Infinite Closed Ranges in Ruby
There was a question today in ruby-talk about whether Range#length could be defined by subtracting its endpoints.
The short answer is that such a definition is not guaranteed to work because objects in ranges are not required to respond to #-. Objects in ranges must respond to #<=> and #succ, and so you could in principle define Range#length iterating over the elements from the left endpoint to the right endpoint via #succ.
For completeness, I then noted that indeed those methods do not guarantee finite ranges (theoretically, real computers have physical constraints) and some discussion followed because, after Rick DeNatale asked for it, I gave a demonstration that used Q in a strange way (strange for people not exposed to this kind of math anyway). What surprises is that I define #succ in Q ∩ [0, 1], and albeit the logical steps are there, people believe the rationals per se are dense and so no #succ is possibly definable. That's not the case.
Density is a property of a set together with some order. Sets are orderable in different manners, sets are just collections of elements with no other property. If you define what does to be less than means in a given set, you are defining an order in that set. The definition is arbitrary, it is enough that it satisfies some properties. In Set Theory an order is just a subset of S × S that satisfies a few constraints, so it is something very generic. It models stuff we are used to, like the order in integers, but it is abstract.
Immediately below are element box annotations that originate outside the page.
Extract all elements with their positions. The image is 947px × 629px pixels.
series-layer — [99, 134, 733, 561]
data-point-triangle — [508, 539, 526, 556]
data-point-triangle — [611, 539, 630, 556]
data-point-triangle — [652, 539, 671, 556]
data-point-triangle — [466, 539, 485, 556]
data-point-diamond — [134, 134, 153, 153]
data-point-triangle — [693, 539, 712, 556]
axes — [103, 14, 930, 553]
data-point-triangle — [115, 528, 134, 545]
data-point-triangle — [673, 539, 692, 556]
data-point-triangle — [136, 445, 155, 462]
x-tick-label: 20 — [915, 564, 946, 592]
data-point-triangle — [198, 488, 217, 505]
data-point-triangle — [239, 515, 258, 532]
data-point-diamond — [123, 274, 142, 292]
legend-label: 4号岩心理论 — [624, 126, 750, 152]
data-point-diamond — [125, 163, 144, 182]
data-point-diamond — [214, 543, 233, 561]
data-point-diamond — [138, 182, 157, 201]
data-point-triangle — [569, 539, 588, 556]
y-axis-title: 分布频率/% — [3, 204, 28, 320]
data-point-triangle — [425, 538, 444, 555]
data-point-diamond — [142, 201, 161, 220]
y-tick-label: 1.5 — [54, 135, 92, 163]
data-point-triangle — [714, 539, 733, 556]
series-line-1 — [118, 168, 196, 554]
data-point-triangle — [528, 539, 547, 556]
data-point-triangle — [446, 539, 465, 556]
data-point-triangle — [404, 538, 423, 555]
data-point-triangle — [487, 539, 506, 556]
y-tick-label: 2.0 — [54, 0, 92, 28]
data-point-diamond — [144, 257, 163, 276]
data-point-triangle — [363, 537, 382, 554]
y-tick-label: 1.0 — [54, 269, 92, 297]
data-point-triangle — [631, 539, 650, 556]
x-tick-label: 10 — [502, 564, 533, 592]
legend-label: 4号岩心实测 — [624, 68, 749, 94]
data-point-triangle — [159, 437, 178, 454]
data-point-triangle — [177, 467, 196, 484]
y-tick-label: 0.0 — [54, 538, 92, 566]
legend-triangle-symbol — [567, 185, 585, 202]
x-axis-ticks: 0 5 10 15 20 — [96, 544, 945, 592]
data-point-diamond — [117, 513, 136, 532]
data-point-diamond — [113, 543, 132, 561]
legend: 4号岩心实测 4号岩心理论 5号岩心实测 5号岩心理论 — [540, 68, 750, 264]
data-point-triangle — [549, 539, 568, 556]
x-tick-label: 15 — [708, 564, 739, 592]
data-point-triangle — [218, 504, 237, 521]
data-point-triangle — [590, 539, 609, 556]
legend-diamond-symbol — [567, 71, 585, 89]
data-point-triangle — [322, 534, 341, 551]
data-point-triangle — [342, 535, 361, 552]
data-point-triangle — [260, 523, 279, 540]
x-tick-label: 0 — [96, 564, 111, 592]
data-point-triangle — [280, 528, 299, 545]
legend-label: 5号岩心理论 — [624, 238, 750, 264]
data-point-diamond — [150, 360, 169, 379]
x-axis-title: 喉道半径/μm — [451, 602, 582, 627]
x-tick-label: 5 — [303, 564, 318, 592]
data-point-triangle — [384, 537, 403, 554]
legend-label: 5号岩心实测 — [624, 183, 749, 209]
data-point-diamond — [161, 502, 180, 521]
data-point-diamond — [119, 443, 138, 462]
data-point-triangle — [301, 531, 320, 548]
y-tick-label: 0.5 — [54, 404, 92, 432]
OK, I claimed you could define suitables #<=> and #succ to enumerate the rationals in [0, 1] in a way that the Range 0 .. 1 is a well-defined infinite range.
The non-constructive proof uses a quite standard technique: Let f be a bijection between the rationals in the open interval (0, 1) and N. Such an f exists because Q is countable. For f(n) = q we define q.succ to be f(n + 1). And given f(n) = q, and f(m) = p we define q <=> p iff n <=> m.
Now, define C to be the class N, with ordinary order, together with those rationals with that order, and extend <=> among elements of both sets in the natural way. Let 0.succ be f(0), and n.succ be n + 1 for n in N, n > 0. The objects of class C implement the required interface, and 0 .. 1 is an infinite Range. You've got a #succ in the rationals of [0, 1]. You see, the rationals are not dense themselves, they are only dense with the ordinary way we order them.
I have somewhere in my notes from the faculty an explicit bijection between the rationals and the naturals (that was 1992, I indeed proved the bijection as an extra exercise), so a (again, theoretically) computable f could be indeed programmed in Ruby.
I think a much simpler example could be constructed taking N and a few infinities.
Update: The interface #<=> and #succ is required in the docs and in the Pickaxe, worded as as long as and must respond to respectively. David Black said there's enough evidence to say the docs are wrong. The idea is that you'd document instead that succ is required only if you are going to iterate over the range.